Rollie Woods, deputy police complaint commission­er, says his office has a “considerab­le body of evidence” it would be happy to provide publicly to back up the office’s claims that Victoria Mayor Lisa Helps and Esquimalt Mayor Barb Desjardins rushed to conclude an internal investigat­ion against former chief Frank Elsner.

While both Helps and Desjardins have said they want to discuss the tone of the report with the solicitor general, Woods said the solicitor general has no authority over his office.

In a statement, Solicitor General Mike Farnworth says his staff is reviewing the report and the commission­er’s recommenda­tions to remove authority for disciplini­ng police chiefs and deputies from mayors, and his office will take time to consider the report in a broader context.

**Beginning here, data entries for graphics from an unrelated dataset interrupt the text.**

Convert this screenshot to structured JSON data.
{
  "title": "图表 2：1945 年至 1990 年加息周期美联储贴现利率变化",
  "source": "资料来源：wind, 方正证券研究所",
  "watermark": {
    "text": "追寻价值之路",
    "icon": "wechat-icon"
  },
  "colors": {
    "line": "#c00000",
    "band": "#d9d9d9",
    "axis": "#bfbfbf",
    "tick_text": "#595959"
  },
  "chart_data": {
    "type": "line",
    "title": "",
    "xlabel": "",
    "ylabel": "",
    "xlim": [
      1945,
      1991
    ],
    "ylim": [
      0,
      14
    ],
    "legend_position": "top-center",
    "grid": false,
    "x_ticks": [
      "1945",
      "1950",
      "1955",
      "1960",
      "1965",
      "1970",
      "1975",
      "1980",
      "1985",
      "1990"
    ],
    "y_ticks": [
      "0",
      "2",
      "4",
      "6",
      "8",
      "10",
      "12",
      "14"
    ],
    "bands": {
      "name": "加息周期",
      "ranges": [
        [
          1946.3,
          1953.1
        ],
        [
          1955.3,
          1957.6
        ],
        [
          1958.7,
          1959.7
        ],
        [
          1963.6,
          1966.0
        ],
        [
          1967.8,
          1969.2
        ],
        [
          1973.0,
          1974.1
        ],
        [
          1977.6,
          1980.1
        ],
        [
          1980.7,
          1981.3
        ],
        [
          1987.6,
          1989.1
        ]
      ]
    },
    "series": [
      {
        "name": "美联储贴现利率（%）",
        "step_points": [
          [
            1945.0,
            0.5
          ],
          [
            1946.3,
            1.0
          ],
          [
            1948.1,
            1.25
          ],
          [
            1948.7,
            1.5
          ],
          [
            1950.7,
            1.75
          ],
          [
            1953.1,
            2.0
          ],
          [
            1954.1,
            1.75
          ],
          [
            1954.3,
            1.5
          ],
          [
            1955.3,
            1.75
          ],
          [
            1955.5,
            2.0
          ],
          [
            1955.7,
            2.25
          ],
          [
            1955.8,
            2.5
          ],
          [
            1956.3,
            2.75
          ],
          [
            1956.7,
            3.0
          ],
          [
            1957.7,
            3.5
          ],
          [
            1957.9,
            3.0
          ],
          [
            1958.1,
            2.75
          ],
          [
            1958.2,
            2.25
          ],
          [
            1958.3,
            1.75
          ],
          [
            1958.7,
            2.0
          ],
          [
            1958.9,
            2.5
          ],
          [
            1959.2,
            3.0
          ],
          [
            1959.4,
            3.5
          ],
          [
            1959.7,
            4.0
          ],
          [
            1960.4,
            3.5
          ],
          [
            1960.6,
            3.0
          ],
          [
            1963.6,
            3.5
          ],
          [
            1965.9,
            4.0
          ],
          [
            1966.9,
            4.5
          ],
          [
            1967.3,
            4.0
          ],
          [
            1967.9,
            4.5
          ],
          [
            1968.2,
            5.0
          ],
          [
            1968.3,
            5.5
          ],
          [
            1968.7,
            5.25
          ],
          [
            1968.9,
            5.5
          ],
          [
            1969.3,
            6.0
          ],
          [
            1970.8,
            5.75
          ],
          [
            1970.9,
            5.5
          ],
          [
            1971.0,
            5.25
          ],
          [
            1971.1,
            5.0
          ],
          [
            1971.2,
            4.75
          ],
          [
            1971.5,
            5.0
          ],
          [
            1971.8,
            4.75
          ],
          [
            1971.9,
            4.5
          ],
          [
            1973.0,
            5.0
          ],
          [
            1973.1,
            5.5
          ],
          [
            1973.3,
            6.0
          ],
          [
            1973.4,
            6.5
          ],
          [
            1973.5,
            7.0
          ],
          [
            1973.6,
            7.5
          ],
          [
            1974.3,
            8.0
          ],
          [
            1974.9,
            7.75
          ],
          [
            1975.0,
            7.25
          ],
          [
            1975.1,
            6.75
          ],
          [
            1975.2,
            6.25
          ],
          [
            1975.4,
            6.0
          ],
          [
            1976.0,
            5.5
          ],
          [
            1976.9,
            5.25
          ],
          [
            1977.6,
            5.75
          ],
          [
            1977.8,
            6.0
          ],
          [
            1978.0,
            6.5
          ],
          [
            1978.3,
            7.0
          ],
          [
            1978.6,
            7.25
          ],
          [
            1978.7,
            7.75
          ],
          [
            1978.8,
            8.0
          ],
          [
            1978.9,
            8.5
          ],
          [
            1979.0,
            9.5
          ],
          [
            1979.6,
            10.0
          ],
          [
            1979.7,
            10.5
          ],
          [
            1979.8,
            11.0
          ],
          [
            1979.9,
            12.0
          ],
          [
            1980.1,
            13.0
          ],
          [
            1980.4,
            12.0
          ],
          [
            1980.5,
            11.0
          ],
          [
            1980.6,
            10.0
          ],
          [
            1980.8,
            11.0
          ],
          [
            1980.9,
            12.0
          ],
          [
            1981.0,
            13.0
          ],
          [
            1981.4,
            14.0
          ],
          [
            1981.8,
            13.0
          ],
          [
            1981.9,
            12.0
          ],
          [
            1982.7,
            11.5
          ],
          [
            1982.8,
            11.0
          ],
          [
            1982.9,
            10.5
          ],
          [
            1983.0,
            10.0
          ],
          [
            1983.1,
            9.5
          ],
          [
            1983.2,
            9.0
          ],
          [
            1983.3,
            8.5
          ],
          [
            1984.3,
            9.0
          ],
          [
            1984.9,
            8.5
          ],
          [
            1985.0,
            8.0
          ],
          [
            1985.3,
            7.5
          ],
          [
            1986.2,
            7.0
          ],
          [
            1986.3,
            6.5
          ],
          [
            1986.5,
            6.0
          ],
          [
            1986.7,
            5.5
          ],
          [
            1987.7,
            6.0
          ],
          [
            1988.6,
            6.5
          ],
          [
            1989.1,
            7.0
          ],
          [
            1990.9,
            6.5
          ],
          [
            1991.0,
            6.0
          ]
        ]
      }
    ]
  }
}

The report by commission­er Stan Lowe says Helps and Desjardins “predetermi­ned the outcome of the internal discipline process from the outset, and set about navigating a course to allow the former chief to remain in his post.”

In an interview Saturday, Desjardins said she didn’t dispute Lowe’s findings but objected to the report’s tone, commentary and allegation­s, while Helps said in a statement posted online that any insinuatio­n that she would protect a man who allegedly bullied or harassed women is “upsetting” because she has worked on women’s rights since she was 15.